«Cosa ho provato? Disgusto, amarezza. Non l'ho neppure visto il video, mi è bastato leggere cosa è stato detto. Spero che questa persona si scusi, ma dubito che capisca». L'avvocato Emilio Persichetti, studio legale importante a Roma, è un nipote di Claretta Petacci. Suo nonno era il fratello di Giuseppina Persichetti, madre di Claretta («Mi permettete di amare vostra figlia?» chiese Mussolini a Giuseppina), l'amante del capo del fascismo morta fucilata con lui a Giulino di Mezzegra. Paragonata ad un «maiale femmina» da Gene Gnocchi in una truce battuta da Floris su La7 (nel silenzio generale di Boldrini e fronte femminista). Una frase che ha scatenato l'indignazione (ma solo da una parte), e che per Persichetti è ancora più dolorosa perché tocca una pagina tragica della sua famiglia. «Come avvocato dico che è una offesa gravissima perseguibile penalmente» dice il nipote della Petacci, che non nasconde di valutare un'azione legale, anche se sembra avere più voglia di dimenticare l'episodio. Essendo nato nell'aprile del '45, pochi giorni prima dell'esecuzione della zia, Persichetti non può avere memoria diretta, ma indiretta sì, per una coincidenza temporale che sembra uscita da un romanzo. «Proprio il giorno in cui fui battezzato, nella casa di famiglia a Roma, arrivò la notizia di piazzale Loreto e della morte di Claretta, mi raccontano che la cerimonia si interruppe e in casa calò un silenzio gelido».
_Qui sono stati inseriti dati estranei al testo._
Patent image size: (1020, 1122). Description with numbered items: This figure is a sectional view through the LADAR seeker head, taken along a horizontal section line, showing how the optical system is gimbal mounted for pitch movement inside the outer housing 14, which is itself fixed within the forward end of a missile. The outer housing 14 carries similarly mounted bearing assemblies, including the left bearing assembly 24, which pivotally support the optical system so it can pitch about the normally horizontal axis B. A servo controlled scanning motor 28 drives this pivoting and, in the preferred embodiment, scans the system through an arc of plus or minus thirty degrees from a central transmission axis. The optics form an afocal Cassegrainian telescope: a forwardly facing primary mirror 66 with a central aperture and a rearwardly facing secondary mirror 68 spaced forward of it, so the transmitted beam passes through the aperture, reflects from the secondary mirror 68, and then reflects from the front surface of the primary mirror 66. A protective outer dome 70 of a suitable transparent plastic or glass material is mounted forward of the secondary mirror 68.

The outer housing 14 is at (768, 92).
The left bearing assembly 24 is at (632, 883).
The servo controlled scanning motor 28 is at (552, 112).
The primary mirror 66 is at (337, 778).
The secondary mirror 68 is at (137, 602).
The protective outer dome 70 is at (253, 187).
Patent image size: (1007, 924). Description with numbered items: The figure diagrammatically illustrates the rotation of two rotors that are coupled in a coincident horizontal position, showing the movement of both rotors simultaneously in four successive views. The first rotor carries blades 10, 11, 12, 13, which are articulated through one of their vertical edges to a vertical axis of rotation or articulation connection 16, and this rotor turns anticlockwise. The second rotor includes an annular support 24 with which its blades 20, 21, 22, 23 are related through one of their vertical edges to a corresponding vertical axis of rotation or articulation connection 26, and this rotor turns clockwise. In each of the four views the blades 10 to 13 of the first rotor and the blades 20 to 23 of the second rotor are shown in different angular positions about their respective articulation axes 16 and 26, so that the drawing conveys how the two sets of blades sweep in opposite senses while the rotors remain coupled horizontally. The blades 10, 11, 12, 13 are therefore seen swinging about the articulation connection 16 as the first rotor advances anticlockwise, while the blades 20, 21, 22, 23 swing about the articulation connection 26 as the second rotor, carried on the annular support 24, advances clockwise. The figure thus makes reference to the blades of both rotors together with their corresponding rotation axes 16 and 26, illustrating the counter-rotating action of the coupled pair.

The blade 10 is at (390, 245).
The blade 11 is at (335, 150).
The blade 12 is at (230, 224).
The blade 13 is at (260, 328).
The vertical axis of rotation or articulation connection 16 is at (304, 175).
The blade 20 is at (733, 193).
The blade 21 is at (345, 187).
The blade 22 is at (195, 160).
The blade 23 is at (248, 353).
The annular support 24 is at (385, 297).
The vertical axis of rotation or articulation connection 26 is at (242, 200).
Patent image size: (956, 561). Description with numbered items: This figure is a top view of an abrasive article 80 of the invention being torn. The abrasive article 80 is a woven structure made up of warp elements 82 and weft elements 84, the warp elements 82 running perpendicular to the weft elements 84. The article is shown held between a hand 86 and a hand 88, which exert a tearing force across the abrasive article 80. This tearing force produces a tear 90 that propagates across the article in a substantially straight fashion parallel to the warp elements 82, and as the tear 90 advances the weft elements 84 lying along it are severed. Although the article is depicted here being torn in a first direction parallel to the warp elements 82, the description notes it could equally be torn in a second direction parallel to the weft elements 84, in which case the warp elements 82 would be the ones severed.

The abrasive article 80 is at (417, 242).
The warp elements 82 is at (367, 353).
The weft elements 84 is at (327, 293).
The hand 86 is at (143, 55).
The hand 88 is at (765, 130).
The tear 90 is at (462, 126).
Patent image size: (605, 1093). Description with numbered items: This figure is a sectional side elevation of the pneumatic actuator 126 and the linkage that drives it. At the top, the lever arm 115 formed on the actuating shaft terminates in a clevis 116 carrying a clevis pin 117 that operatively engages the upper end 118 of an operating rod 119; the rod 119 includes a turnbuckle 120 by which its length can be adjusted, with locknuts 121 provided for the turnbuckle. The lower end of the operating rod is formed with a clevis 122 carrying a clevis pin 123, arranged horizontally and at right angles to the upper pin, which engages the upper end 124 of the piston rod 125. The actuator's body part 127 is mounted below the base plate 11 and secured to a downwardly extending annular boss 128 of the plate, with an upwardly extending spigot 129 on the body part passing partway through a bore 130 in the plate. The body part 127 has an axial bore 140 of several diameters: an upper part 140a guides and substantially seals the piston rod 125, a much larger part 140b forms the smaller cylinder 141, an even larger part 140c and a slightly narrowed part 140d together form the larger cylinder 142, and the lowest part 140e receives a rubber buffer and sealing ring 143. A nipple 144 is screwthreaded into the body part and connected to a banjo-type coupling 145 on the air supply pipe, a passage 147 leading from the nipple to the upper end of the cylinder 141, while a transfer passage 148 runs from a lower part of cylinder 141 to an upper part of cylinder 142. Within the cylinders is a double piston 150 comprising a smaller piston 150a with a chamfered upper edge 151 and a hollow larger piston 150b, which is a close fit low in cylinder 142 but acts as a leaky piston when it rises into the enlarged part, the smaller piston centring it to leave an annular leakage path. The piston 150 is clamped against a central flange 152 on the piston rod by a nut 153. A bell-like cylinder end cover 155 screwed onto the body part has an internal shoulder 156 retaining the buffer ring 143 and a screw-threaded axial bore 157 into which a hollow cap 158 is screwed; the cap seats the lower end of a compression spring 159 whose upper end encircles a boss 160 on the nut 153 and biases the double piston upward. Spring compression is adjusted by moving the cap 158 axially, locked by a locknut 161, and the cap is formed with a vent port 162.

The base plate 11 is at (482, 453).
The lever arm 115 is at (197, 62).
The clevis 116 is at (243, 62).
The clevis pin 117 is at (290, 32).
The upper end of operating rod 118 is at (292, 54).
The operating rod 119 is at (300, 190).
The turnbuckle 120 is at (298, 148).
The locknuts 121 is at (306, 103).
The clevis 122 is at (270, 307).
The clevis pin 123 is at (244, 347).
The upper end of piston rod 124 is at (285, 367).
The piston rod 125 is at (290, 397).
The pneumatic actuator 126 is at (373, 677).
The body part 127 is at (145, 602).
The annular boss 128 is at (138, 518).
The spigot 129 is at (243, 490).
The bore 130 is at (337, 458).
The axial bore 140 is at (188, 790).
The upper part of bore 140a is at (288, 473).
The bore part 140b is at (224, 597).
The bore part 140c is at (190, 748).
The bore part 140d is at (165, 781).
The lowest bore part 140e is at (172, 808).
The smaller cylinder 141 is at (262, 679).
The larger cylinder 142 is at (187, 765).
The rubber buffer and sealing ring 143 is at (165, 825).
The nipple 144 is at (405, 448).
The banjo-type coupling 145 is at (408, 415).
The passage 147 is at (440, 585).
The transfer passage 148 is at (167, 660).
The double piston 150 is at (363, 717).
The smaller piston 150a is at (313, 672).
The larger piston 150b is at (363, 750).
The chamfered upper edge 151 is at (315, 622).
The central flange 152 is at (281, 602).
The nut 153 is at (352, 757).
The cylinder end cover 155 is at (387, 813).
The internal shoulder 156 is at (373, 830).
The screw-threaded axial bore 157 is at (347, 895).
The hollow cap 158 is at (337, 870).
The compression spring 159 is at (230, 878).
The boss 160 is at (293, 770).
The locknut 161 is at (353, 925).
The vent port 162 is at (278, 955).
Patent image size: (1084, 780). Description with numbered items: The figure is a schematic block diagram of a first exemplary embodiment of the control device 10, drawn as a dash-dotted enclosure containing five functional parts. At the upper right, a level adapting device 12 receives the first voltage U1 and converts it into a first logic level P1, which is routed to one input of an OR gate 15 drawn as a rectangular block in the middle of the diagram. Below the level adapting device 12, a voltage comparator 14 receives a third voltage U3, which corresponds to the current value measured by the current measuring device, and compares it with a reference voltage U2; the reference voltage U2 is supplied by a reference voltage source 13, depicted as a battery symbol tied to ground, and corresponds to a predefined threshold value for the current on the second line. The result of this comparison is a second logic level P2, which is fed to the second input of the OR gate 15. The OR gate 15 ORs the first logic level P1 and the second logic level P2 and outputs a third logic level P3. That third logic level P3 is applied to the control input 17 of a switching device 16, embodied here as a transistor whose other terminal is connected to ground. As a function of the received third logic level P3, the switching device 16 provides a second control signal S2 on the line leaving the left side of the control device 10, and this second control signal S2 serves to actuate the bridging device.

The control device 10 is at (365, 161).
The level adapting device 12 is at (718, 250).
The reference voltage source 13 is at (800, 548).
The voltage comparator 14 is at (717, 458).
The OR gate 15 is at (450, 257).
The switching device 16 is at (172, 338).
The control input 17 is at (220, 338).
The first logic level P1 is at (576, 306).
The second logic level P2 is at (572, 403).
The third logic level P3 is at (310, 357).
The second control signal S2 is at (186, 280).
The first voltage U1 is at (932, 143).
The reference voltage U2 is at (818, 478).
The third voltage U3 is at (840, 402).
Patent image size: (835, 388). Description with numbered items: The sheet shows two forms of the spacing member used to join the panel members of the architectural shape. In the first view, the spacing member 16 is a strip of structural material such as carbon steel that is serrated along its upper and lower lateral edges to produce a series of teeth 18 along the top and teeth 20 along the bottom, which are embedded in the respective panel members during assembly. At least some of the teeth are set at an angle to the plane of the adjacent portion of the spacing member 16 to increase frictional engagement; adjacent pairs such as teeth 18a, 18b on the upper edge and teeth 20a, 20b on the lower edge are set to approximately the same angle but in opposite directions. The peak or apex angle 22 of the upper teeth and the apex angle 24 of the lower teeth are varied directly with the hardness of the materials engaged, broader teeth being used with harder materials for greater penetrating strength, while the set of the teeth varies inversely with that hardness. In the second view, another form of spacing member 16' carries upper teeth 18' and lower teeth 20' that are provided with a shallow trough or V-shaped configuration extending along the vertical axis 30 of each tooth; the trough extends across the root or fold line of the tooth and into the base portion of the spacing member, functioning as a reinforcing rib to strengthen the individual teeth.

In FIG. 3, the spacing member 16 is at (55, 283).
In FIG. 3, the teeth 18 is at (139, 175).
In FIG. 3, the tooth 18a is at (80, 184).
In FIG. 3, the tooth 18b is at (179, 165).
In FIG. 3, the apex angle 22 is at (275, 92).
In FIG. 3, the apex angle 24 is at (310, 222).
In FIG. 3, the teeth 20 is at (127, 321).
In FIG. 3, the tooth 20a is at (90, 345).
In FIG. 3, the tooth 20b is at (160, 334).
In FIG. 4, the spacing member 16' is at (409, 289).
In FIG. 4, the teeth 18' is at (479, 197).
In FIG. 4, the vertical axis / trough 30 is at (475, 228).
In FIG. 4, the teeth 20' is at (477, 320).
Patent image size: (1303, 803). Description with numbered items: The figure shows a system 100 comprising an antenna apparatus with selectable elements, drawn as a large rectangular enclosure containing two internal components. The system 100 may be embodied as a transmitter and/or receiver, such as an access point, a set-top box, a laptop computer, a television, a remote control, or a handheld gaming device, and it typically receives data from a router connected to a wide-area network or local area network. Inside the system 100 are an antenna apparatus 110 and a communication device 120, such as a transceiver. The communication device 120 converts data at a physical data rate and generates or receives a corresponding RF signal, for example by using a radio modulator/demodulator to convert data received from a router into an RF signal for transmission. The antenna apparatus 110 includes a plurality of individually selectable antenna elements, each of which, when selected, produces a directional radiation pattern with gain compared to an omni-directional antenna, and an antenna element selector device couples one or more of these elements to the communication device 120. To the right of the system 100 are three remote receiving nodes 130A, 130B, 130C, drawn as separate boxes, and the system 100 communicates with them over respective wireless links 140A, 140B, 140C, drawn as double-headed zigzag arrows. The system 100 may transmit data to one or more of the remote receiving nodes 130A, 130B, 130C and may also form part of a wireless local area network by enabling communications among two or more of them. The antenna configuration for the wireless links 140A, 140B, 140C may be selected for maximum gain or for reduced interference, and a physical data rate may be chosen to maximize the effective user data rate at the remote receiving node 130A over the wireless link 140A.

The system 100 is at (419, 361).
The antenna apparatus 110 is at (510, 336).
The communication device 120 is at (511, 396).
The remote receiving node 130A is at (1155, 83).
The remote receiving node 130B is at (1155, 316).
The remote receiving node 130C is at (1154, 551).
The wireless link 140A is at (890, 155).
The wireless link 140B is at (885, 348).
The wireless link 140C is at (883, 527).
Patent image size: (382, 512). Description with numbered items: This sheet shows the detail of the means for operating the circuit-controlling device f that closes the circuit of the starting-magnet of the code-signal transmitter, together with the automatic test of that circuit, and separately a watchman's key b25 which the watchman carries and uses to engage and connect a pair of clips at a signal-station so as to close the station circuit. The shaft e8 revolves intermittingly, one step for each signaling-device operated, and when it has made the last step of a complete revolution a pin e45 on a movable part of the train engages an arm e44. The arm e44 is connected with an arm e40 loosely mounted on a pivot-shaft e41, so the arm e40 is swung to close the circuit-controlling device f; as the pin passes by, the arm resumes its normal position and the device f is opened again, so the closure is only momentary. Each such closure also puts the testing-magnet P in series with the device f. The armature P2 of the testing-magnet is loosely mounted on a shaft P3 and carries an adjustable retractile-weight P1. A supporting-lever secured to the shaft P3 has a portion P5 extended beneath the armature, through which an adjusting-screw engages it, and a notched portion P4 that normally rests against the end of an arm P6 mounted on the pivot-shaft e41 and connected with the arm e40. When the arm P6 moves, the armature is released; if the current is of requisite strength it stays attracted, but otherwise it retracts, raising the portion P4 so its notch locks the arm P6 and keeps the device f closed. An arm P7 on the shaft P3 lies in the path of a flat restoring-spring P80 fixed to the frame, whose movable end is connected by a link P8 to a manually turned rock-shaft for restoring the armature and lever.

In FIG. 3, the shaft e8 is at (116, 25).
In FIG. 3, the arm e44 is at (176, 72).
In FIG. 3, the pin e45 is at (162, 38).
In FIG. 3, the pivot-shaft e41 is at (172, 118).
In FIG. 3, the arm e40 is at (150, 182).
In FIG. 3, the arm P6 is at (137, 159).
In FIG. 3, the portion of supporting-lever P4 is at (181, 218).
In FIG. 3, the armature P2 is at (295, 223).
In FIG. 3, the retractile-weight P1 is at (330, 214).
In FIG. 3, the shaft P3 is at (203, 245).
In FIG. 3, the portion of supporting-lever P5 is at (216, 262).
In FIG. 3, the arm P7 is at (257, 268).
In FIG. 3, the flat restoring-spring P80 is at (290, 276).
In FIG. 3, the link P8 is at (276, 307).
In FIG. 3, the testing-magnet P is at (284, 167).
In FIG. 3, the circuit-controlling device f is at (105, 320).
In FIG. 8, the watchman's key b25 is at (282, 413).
L'insulto del comico appare particolarmente infame: «Penso che quando una donna si sacrifica sapendo che rischia la vita per un amore grande e vero, meriti il rispetto. Claretta in quei giorni era a Roma, poteva salvarsi, invece decise di partire con Mussolini, per puro amore. E quando fu il momento della fucilazione gli fece scudo col suo corpo. Ecco quando l'amore si incontra con la morte, c'è l'eroismo. Anche Pertini in una intervista alla Rai spiegò chiaramente che Clara, come la chiamava lui, non doveva morire, perché l'obiettivo era Mussolini, non certo lei. Come si fa a offendere così volgarmente la memoria di una donna che si fa uccidere per amore?».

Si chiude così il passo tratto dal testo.